Vale la pena poner estos datos -aunque sean nuestros- en contexto. Dos cuestiones a tener en cuenta: no es casualidad que todos los presidentes desde la Segunda Guerra Mundial hasta hoy hayan tenido peor calificación en el segundo mandato que en el primero. El primer mandato siempre se inspira y fundamenta en la ilusión de la elección de un nuevo presidente. Le paso a Ike, a Nixon, a Reagan, a Clinton, a Bush hijo y le está pasando Obama. Obviamente, están descartados presidentes de un solo mandato, como Kennedy, Johnson, Gerald Ford, Carter y Bush padre. Refiriéndose a su reelección como presidente para un segundo mandato en noviembre de 2012, el presidente Obama afirmó: "en 2008 yo signifiqué cambio y aire fresco. Hoy, cuatro años más tarde, soy noticia pasada". La gente, el electorado, está deseoso de cambio y novedad, a la par que el ejercicio del gobierno genera desgaste.
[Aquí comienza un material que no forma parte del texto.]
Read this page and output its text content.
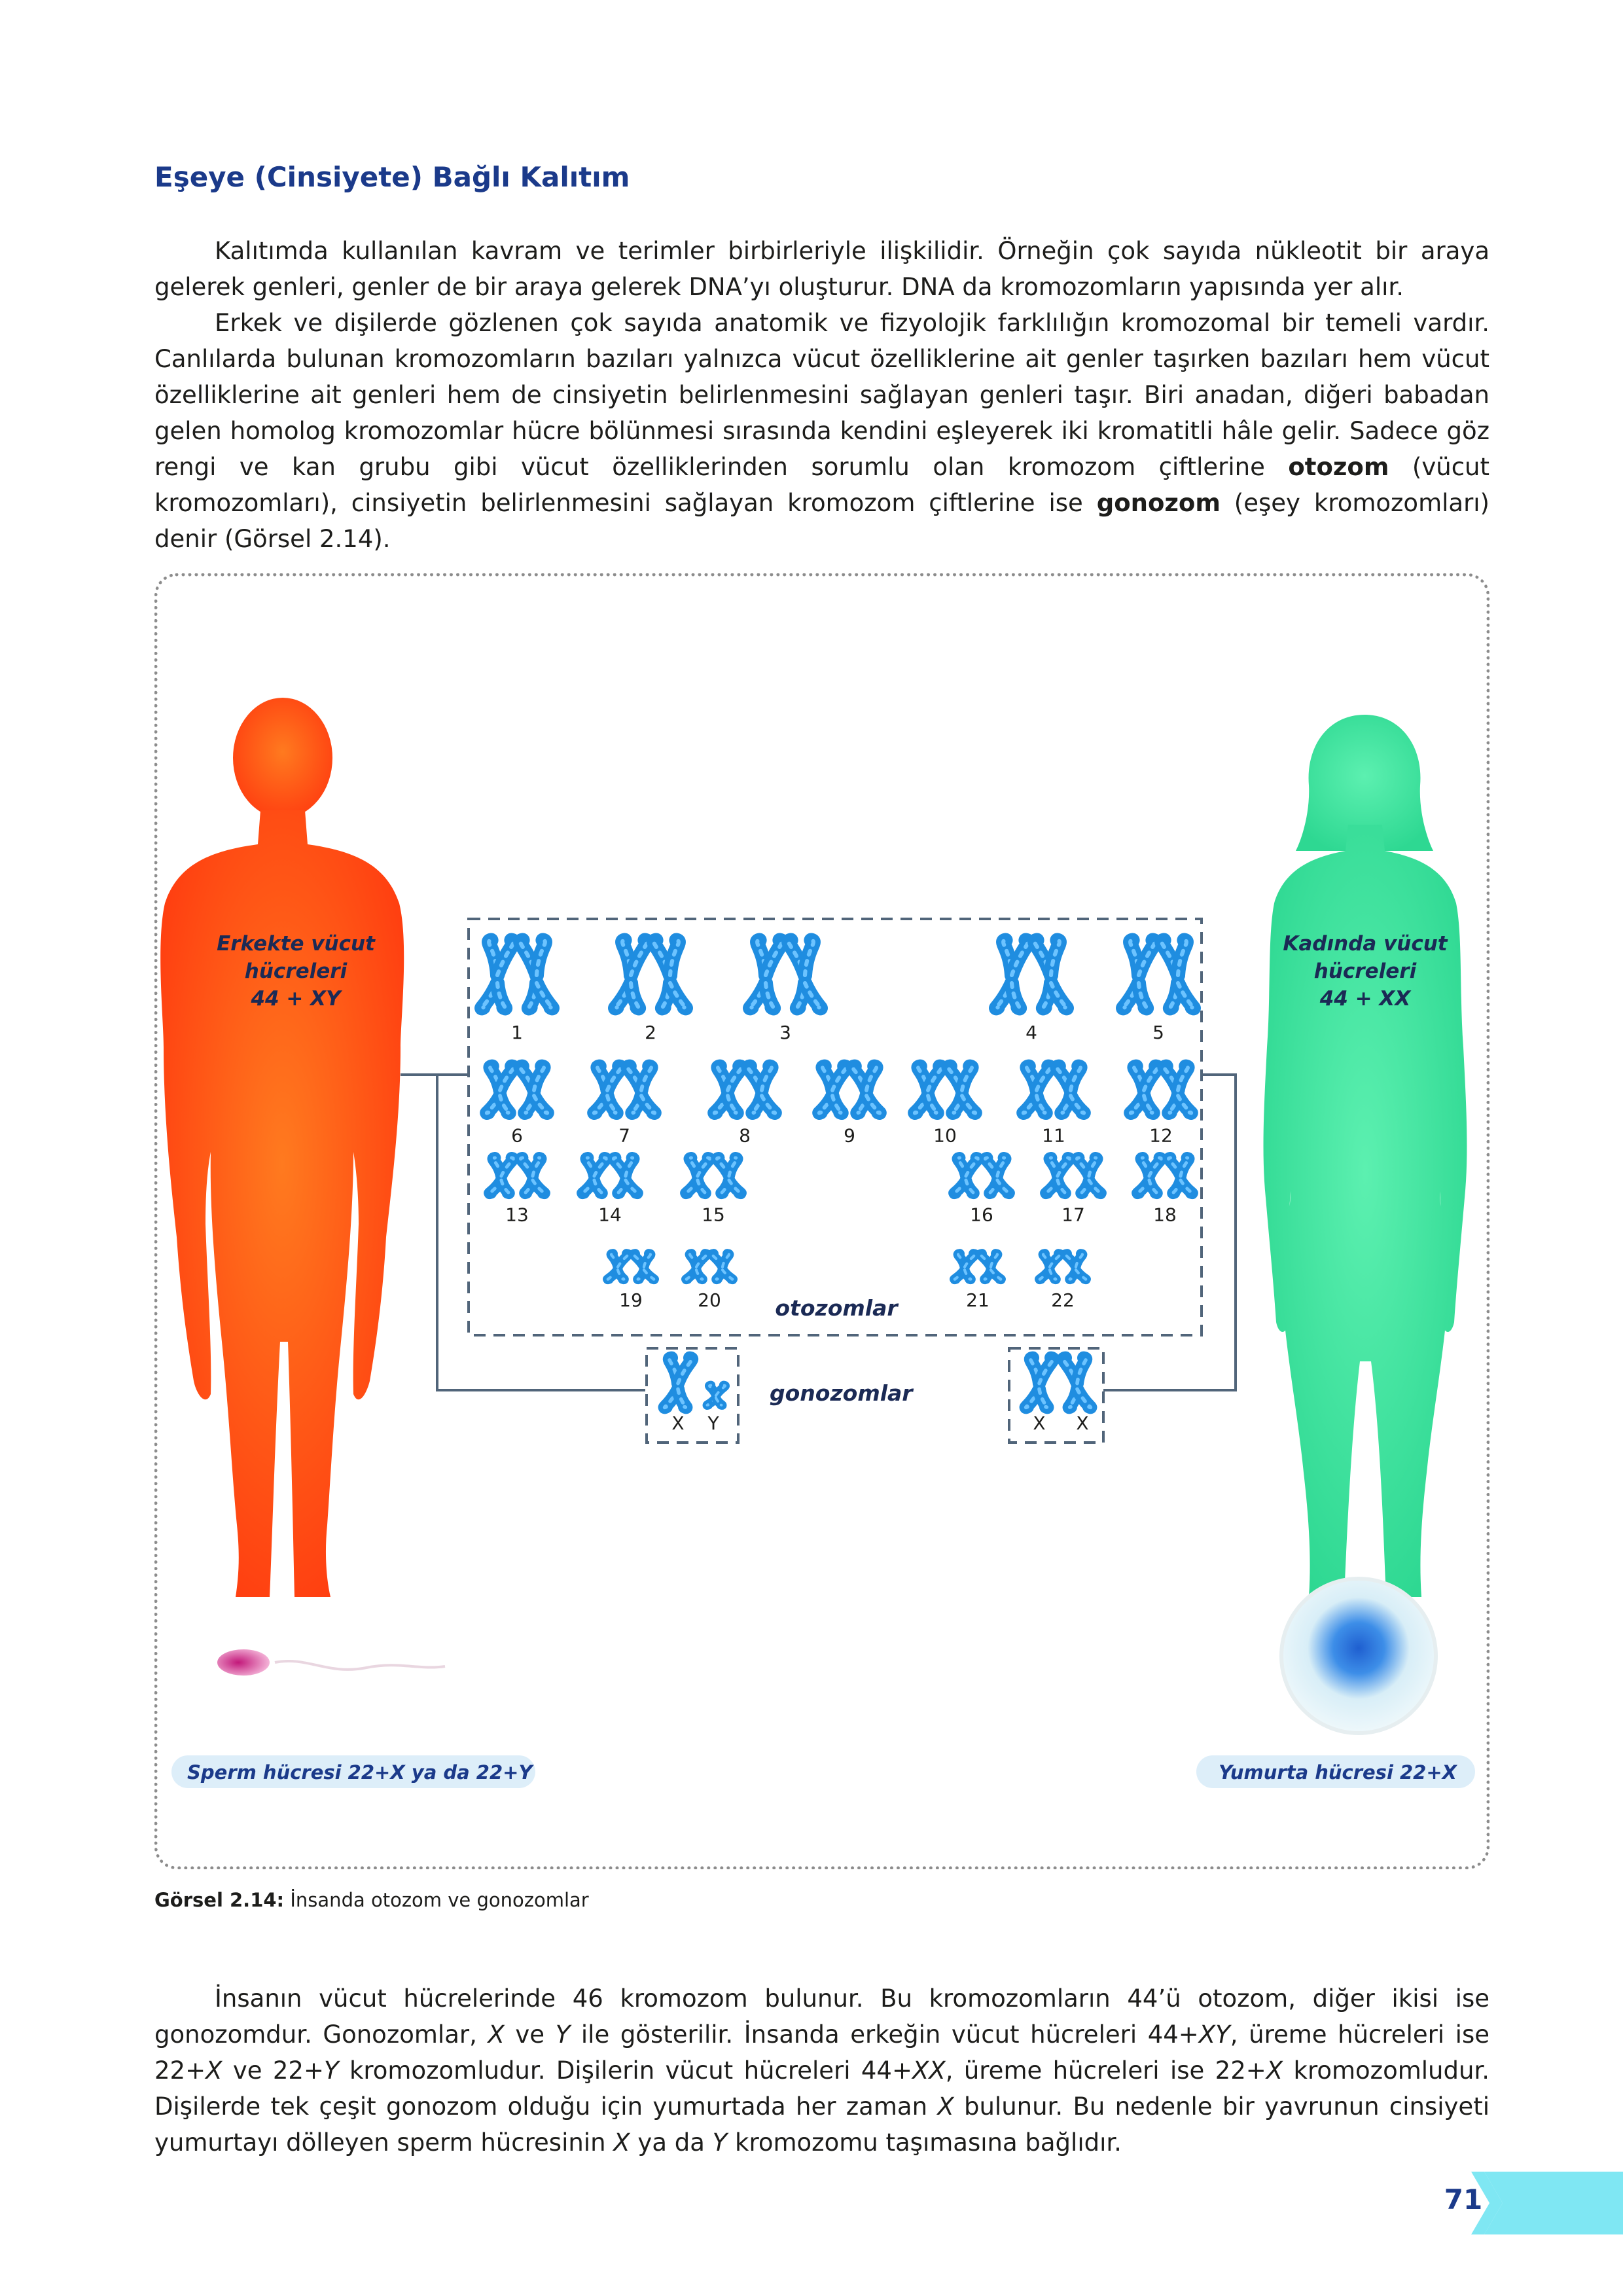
Eşeye (Cinsiyete) Bağlı Kalıtım

Kalıtımda kullanılan kavram ve terimler birbirleriyle ilişkilidir. Örneğin çok sayıda nükleotit bir araya gelerek genleri, genler de bir araya gelerek DNA’yı oluşturur. DNA da kromozomların yapısında yer alır.

Erkek ve dişilerde gözlenen çok sayıda anatomik ve fizyolojik farklılığın kromozomal bir temeli vardır. Canlılarda bulunan kromozomların bazıları yalnızca vücut özelliklerine ait genler taşırken bazıları hem vücut özelliklerine ait genleri hem de cinsiyetin belirlenmesini sağlayan genleri taşır. Biri anadan, diğeri babadan gelen homolog kromozomlar hücre bölünmesi sırasında kendini eşleyerek iki kromatitli hâle gelir. Sadece göz rengi ve kan grubu gibi vücut özelliklerinden sorumlu olan kromozom çiftlerine otozom (vücut kromozomları), cinsiyetin belirlenmesini sağlayan kromozom çiftlerine ise gonozom (eşey kromozomları) denir (Görsel 2.14).

Erkekte vücut
hücreleri
44 + XY
Kadında vücut
hücreleri
44 + XX
1	2	3	4	5
6	7	8	9	10	11	12
13	14	15	16	17	18
19	20	21	22
X Y	X X
otozomlar
gonozomlar
Sperm hücresi 22+X ya da 22+Y	Yumurta hücresi 22+X

Görsel 2.14: İnsanda otozom ve gonozomlar

İnsanın vücut hücrelerinde 46 kromozom bulunur. Bu kromozomların 44’ü otozom, diğer ikisi ise gonozomdur. Gonozomlar, X ve Y ile gösterilir. İnsanda erkeğin vücut hücreleri 44+XY, üreme hücreleri ise 22+X ve 22+Y kromozomludur. Dişilerin vücut hücreleri 44+XX, üreme hücreleri ise 22+X kromozomludur. Dişilerde tek çeşit gonozom olduğu için yumurtada her zaman X bulunur. Bu nedenle bir yavrunun cinsiyeti yumurtayı dölleyen sperm hücresinin X ya da Y kromozomu taşımasına bağlıdır.

71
El segundo factor que hay que considerar es la fuerte idealización que tienden a hacer los norteamericanos sobre épocas pasadas, siempre consideradas más gloriosas y doradas. Como dice Hillary Clinton en su recién publicado libro de memorias ("Hard Choices", junio 2014, Simon & Schuster), "cuando llegamos al poder había un debate en la sociedad -años 2007 y 2008- sobre la presunta pérdida de primacía de Estados Unidos en el mundo". Nosotros mismos hablamos de ello en dos de nuestros libros ("Obama y el liderazgo pragmático", Profit, 2010; "La Reinvención de Obama", LID, 2011). Sí hubo un debate de ese estilo en Norteamérica en esos años. Pero tras los cinco años de recuperación económica (2009-2013), con un crecimiento medio trimestral del PIB del 2%, 8,5 millones de puestos de trabajo nuevos creados (tasa de paro actual del 6,3%), ya nadie en América habla del decaímiento o pérdida de liderazgo de Estados Unidos en el mundo. Otra cosa es que las personas idealicen el pasado: "la maravillosa época Clinton", "la época dorada de Kennedy", "el poder de América con Reagan", etc. Incluso se recuerda con cierto aprecio la presidencia de Bush hijo. Pero, al mismo tiempo, se olvida que todos estos presidentes tuvieron que resolver serios problemas en su época y que, cuando fueron presidentes, no siempre gozaron del favor de la opinión pública.

A Obama le está costando sacar adelante su agenda política: la Reforma de la Sanidad -convertida en ley an marzo de 2010- no está siendo implementada como el presidente querría y, peor aún, está siendo un lastre para la economía (restó 0,16pp al PIB del primer trimestre de 2014). La oposición republicana "carga" contra el presidente utilizando la reforma de la sanidad -que siempre polariza opiniones en América- como arma política arrojadiza. La reforma de la inmigración está parada en la Cámara de Representantes -con mayoría republicana, aunque fue aprobada en el Senado, que tiene mayoría simple demócrata. Obama quiere sacar adelante su política medioambiental, cuando aún puede hacerlo.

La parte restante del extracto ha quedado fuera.